От попутчиков он переходит к «Кузнице», от нее — к футуристам. И замечает, что в репрессиях они не пострадали, их ядро осталось неприкосновенным. Тут Веселый прав, если не считать уже расстрелянного 10 сентября 1937‑го как «японского шпиона» вождя Левого фронта искусств Сергея Третьякова, которого Бертольд Брехт называл своим учителем. Не распалась, говорит Веселый, и когорта конструктивистов. Зато вот кулацкие, крестьянские и крестьянствующие перебиты почти сплошь. Есть еще в литературе изгои и отшельники, есть сочувствующие и скептики, дирижеры и подпевалы, матерые волки и трухлявые богатыри, да и кого только нет!
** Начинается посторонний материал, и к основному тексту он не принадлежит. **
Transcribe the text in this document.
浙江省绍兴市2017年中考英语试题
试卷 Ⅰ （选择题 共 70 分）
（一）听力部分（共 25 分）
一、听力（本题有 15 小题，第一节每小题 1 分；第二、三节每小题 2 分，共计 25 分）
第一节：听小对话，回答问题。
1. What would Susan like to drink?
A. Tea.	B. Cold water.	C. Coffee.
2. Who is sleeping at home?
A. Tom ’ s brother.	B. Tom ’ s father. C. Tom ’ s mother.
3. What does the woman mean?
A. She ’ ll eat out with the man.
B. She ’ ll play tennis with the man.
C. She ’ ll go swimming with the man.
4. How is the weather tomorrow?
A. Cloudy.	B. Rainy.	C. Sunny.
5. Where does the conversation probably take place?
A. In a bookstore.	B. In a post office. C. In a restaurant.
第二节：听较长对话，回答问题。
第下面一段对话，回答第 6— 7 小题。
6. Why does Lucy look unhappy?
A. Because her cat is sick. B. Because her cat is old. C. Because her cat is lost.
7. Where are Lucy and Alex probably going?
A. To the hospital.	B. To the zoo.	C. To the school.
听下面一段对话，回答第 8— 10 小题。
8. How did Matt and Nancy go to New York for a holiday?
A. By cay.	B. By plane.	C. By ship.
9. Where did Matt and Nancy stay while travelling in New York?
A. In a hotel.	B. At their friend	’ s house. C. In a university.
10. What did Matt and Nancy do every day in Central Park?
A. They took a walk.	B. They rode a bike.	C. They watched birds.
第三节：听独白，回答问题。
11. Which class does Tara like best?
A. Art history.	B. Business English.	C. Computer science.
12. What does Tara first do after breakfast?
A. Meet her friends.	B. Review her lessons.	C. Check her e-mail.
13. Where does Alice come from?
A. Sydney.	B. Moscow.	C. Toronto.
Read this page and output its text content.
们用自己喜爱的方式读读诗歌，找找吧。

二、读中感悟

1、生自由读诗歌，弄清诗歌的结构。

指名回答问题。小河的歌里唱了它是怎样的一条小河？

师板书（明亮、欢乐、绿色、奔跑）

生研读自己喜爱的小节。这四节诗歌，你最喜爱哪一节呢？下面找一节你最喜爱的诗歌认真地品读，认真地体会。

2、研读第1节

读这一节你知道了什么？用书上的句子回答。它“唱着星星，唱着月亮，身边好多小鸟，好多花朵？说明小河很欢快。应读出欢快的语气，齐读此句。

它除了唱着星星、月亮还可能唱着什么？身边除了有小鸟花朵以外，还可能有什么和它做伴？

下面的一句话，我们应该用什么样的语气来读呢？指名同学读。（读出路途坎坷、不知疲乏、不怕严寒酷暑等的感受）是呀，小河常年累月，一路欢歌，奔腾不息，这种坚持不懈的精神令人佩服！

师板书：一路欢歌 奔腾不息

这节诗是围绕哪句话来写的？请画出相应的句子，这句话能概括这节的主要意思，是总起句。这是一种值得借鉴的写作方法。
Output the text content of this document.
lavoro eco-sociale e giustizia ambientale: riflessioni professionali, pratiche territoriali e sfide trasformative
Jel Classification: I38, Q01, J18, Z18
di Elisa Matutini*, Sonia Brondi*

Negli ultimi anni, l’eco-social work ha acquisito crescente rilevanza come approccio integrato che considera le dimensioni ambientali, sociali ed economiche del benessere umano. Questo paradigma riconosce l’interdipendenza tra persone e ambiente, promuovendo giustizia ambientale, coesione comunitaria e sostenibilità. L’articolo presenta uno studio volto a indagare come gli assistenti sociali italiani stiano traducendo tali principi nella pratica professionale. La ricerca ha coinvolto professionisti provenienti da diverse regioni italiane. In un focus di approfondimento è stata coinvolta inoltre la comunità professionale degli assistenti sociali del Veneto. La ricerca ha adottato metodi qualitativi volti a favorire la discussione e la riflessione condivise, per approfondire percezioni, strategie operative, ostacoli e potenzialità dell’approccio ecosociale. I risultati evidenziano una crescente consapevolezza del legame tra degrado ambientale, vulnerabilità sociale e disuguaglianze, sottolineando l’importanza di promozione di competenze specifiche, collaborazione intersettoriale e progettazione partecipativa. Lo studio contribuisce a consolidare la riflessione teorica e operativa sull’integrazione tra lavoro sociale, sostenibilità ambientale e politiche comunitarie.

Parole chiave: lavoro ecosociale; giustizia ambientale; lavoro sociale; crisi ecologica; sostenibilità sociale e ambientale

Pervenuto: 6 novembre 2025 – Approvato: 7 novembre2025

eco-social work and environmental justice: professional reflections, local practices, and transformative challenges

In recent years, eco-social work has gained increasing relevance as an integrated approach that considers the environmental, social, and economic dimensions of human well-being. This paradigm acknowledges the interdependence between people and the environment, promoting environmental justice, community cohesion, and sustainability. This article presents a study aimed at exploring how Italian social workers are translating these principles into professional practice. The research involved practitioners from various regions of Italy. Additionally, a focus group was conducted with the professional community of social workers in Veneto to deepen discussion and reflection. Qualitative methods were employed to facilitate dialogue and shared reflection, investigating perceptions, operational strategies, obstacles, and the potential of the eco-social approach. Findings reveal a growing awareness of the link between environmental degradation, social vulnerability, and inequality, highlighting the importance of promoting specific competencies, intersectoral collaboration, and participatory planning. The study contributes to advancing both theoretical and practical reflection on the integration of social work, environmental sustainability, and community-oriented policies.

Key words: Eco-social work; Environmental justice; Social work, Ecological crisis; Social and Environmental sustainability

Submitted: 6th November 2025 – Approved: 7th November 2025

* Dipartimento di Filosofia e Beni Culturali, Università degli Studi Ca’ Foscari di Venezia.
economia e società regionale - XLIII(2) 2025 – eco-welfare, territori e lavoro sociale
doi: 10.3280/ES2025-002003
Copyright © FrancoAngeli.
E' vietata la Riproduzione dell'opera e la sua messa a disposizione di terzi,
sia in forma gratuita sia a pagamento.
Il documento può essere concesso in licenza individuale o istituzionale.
И все они, помимо прямых связей друг с другом, объединяются еще и при редакциях, издательствах, Литфонде…
Вот тебе и «кустование» — с одной стороны, бред, а с другой — нормальная человеческая жизнь!
И заключительная, многозначительная фраза Артема Веселого: «О причинах, порождающих в писательской среде нездоровые настроения, а равно и о деятельности ССП многое можно было бы сказать, но судить обо всем этом как арестант и враг народа я не могу».
Но в чем фокус — все эти группы и группочки потом, под уродливой лупой Лубянки, становились вражескими бандами, подлежащими уничтожению.
Из уродливых схем и рассуждений, нагроможденных в лубянских следственных досье, выходит, что вся, абсолютно вся советская литература только тем и занимается, что борется с партией, поскольку все писатели так или иначе связаны со всеми, и все они маскируются, двурушничают и клокочут ненавистью, и под видом творчества и приятельских встреч замышляют убить дорогого товарища Сталина. Больше того, не только писатели, но и все люди в СССР, да и все человечество — потенциальные враги, одержимые манией добраться до вождя и прикончить его. Параноидальное сознание усача, засевшего в Кремле, заразило страну массовым психозом страха и злобы.
Произошла мутация сознания, навязывались новые понятия и представления о человеке и человечестве, выраженные особым, языкоборческим, извращенным жаргоном. «Каэрлица» не просто встречаются друг с другом, а «устанавливают связь», и встреча превращается в «сборище», на котором укрепляется «каэрдружба» и, стало быть, может вспыхнуть и «каэрлюбовь», в результате которой возникают ЧСИРы — члены семей изменников родины, то бишь жены и дети, родня…
Каждый из писателей дал в руки следователей свой список, перечень коллег, на Лубянке литературные имена без конца перетасовывались, пока наконец не застывали в окончательном виде — в сталинском расстрельном списке.
То же превращение имени в номер, те же штампы, тот же портрет преступника — по его же собственному описанию. И маниакальная идея у всех: средоточие зла — Сталин и его надо убрать. Мысль в общем–то правильная, но дальше ее, мысли, дело и не идет.
Если раньше писатели жили под контролем, то теперь — под конвоем. И всех вели к одному концу. Все так или иначе оказывались в длинной, нескончаемой очереди — к сталинскому расстрельному списку и расстрельному рву.
15 марта 1938‑го этот ров принял еще двух крестьянских поэтов, друзей Есенина, — Петра Орешина и Василия Наседкина. Вместе с ними был казнен литератор Николай Федосеевич Рождественский, подробности жизни которого, к сожалению, узнать не удалось.
Но неужели все писатели — такие пропащие? Нет, есть и среди них светлые исключения, правда, и те с какими–то пятнышками, с червоточинкой. Загадкой предстал перед Наседкиным Андрей Платонов.
«У Андрея Платонова я бывал тоже два–три раза. По–моему, он молчаливым был со всеми. Политических разговоров он никак не поддерживал, беседы проходили только в рамках литературных дел. А когда я жаловался на трудности жизни вообще, он отмалчивался. Во время одной беседы я как–то задал ему вопрос — откуда у него такой пессимизм и страдания, которые чувствуются почти в каждом его рассказе? Вместо ответа Андрей Платонов лишь улыбнулся. В общем, А. Платонов представляется мне и психологически, и политически человеком больным и ни во что не верующим».
Платонов лишь улыбнулся… Он уже давно написал свое «письмо Ежову», акт капитуляции, как бы пережив возможную казнь в будущем, письмо по стилю и смыслу — абсолютно такое же, как те, что напишут братья–писатели через несколько лет на Лубянке. А может быть, и кошмарнее — по тому чудовищному хаосу, какой внесло советское государство в души своих подданных.
Письмо это, от 9 июня 1931‑го, в официальные печатные органы, «Литературную газету» и «Правду», — открытое обращение к власти, вернее, к ее воплощению — Сталину. Дело было после разноса вождем, а вслед за ним и советской печатью повести Платонова «Впрок».